Le magistrat Amadou Baal est chargé de l’instruction. Après avoir bien étudié le dossier et avoir entendu Latif Guèye, il conclut que s’il ne s’agit de dire que le Droit, il n’y a rien à lui reprocher.
Dans le même temps, Amadou Baal inculpe et fait écrouer un syndicaliste militant ou proche du PDS, accusé d’avoir été impliqué dans le meurtre d’un syndicaliste d’une autre centrale, brûlé vif. Wade n’est pas content. Baal est dessaisi du dossier confié à une magistrate qui inculpe Latif Guèye pour : ‘’abus de confiance’’, ‘’escroquerie’’, ‘’exportation illégale d’antirétroviraux’’, ‘’fraude douanière’’. Ouf ! Après 14 mois de détention et bien des rebondissements, la vérité finissant aussi par triompher, Latif Guèye est blanchi par la justice et réhabilité par Wade.

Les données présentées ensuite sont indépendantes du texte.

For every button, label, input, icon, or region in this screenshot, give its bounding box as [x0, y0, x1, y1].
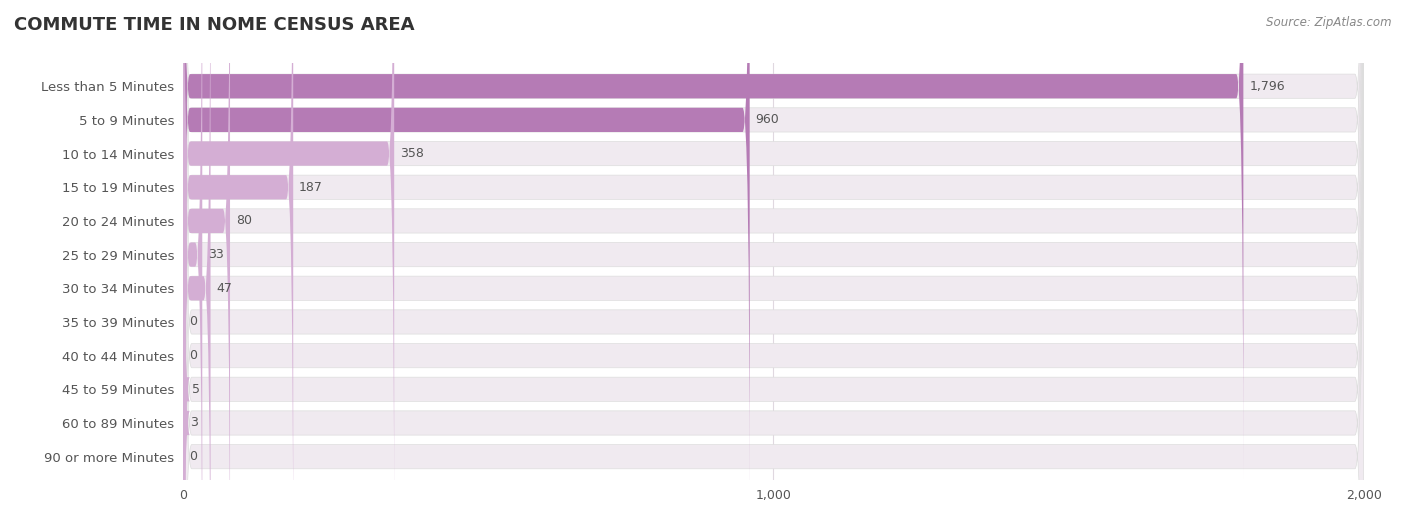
Text: 187: 187 — [299, 181, 323, 194]
Text: 33: 33 — [208, 248, 224, 261]
FancyBboxPatch shape — [183, 0, 211, 522]
FancyBboxPatch shape — [183, 0, 1364, 522]
FancyBboxPatch shape — [179, 0, 190, 522]
Text: 47: 47 — [217, 282, 232, 295]
FancyBboxPatch shape — [183, 0, 1364, 522]
FancyBboxPatch shape — [183, 0, 1243, 478]
FancyBboxPatch shape — [183, 0, 1364, 522]
FancyBboxPatch shape — [183, 0, 1364, 522]
Text: 0: 0 — [188, 349, 197, 362]
FancyBboxPatch shape — [183, 0, 1364, 522]
Text: COMMUTE TIME IN NOME CENSUS AREA: COMMUTE TIME IN NOME CENSUS AREA — [14, 16, 415, 33]
FancyBboxPatch shape — [183, 0, 1364, 522]
Text: 1,796: 1,796 — [1250, 80, 1285, 93]
FancyBboxPatch shape — [183, 0, 1364, 522]
Text: Source: ZipAtlas.com: Source: ZipAtlas.com — [1267, 16, 1392, 29]
Text: 5: 5 — [191, 383, 200, 396]
FancyBboxPatch shape — [183, 0, 1364, 522]
Text: 358: 358 — [401, 147, 425, 160]
FancyBboxPatch shape — [183, 0, 1364, 522]
Text: 80: 80 — [236, 215, 252, 228]
Text: 0: 0 — [188, 450, 197, 463]
Text: 960: 960 — [755, 113, 779, 126]
Text: 3: 3 — [190, 417, 198, 430]
Text: 0: 0 — [188, 315, 197, 328]
FancyBboxPatch shape — [183, 0, 394, 522]
FancyBboxPatch shape — [183, 0, 1364, 522]
FancyBboxPatch shape — [183, 0, 1364, 522]
FancyBboxPatch shape — [183, 0, 1364, 522]
FancyBboxPatch shape — [183, 0, 202, 522]
FancyBboxPatch shape — [183, 0, 231, 522]
FancyBboxPatch shape — [183, 0, 749, 512]
FancyBboxPatch shape — [183, 0, 294, 522]
FancyBboxPatch shape — [177, 31, 190, 522]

Par la suite, Amadou Baal s’est livré sur lui-même dans l’organe de presse en ligne ‘’Seneweb’’ : « je rendrai compte à Dieu pour tous mes actes. J’en suis tellement persuadé que je le vis. On ne peut pas être un bon juge, si on n’a pas une croyance très forte en certaines valeurs. »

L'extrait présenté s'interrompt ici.